Some big financial firms have offered to buy the claims of thousands of MF Global customers, whose money went missing after the brokerage firm collapsed last year, the New York Times said, citing people involved in the negotiations.
MF Global filed for bankruptcy after it was forced to reveal it had bet billions on European sovereign debt, a disclosure that led to credit-rating downgrades and unnerved investors. Chief Executive Jon Corzine resigned days later.
James Giddens, the trustee in charge of liquidating MF Global's broker-dealer unit, has estimated that about $1.6 billion is missing from customer accounts.
Barclays, the Royal Bank of Scotland and the Seaport Group, a firm that specializes in distressed assets, are all now scrambling to buy MF Global customer claims, the New York Times said.

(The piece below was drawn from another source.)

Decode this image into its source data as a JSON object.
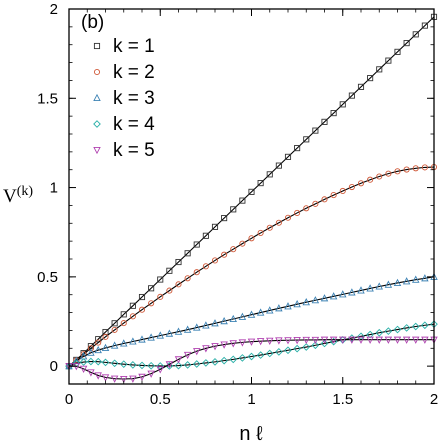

On Monday, Barclays Capital, the investment banking unit of the London-based bank, agreed to buy most claims for 90 percent of face value, the people told the newspaper.
Royal Bank of Scotland has said it will pay 91 percent for the claims of institutions, but not individuals, the paper added, citing a term sheet.
The banks do not plan to hold the claims on their books, but will sell them to hedge funds and other clients, according to the newspaper.
Both Barclays and Royal Bank of Scotland declined to comment to the New York Times. The paper said messages seeking comment from Seaport were not returned. None of the parties could immediately be reached for comment by Reuters.